Василакис изумленно покачал головой.

— Ай да Розалия, неистощима, как тысячеголовый дракон! — сказал он и рассмеялся. — Что она дала тебе на этот раз?

Опухшие веки его на секунду приоткрылись и снова упали, как бы изнемогая от усилия. Глаза у Василакиса были налиты кровью.

— Три платья, скатерти…

— Ладно, оставь. Поди на склад, возьми немного фасоли, масла.

— Пожалей ее, господин Василакис! Ведь это все, что у нее осталось.

— Вещам Розалии нет ни конца, ни края, уж я-то знаю это лучше, чем ты.

— Дай ей по крайней мере хоть один золотой, господин Василакис!

— Ну что я могу выручить за этот хлам? И так беру только ради Розалии. А ты еще толкуешь про золотой! Иди, говорят тебе, и возьми немного фасоли.

* * *

— Вот мерзавец! — сказал Андрикос, когда они вышли из магазина. — Боюсь, что придется нам снова вернуться к этому негодяю! А как не хотелось бы! И не потому, что сам рассчитываю что-нибудь перехватить, а просто жалко ее, бедняжку, ведь это и вправду ее последние вещи.

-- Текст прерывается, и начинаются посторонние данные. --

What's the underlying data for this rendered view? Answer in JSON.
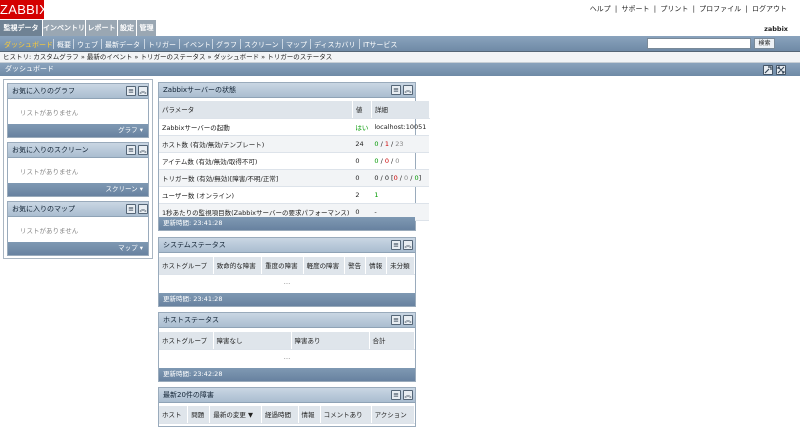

— Но чем же он торгует? — спросил Космас. — Полки совсем пустые.

— Он и душу свою продаст, предложи только денег побольше, — сказал Андрикос. — А насчет полок не удивляйся. Все сделки он заключает по телефону, а товар держит на складах. Этот Василакис до оккупации спекулировал на театре: начал билетером, а кончил театральным предпринимателем. В люди его вывела Розалия, добрая душа. А этот Ставиский {[21]} обобрал ее до последней нитки. Говорят, когда-то был ее любовником.

Андрикоса окликнули из маленького магазинчика:

— У тебя есть что-нибудь, старина?

— Скатерти!

— А мадзария?{[22]}

— Мадзария? Иок!{[23]} Скатерти, платья… чистый шелк!

— Валяй дальше! Они пошли дальше.

— Была у меня дома кошка, — рассказывал Андрикос. — Зимой, когда умирал племянник, зарезал я ее, принес на рынок и променял на масло. Я всучил кошку за зайца, а мне тоже подсунули вместо масла травяную настойку. Обнаружил это я уже дома. На другой день опять пришел на рынок и сплавил ее тому самому, что окликнул меня сейчас. А через несколько дней столкнулись мы с ним в трамвае. Меня аж в жар бросило. «Ну, — думаю, — сейчас он мне задаст…» Но куда там! Падает мне на грудь чуть не с поцелуями! «Твоим маслом, — говорит, — я жену спас, она уже опухла вся, чуть-чуть не умерла». Вот так штука!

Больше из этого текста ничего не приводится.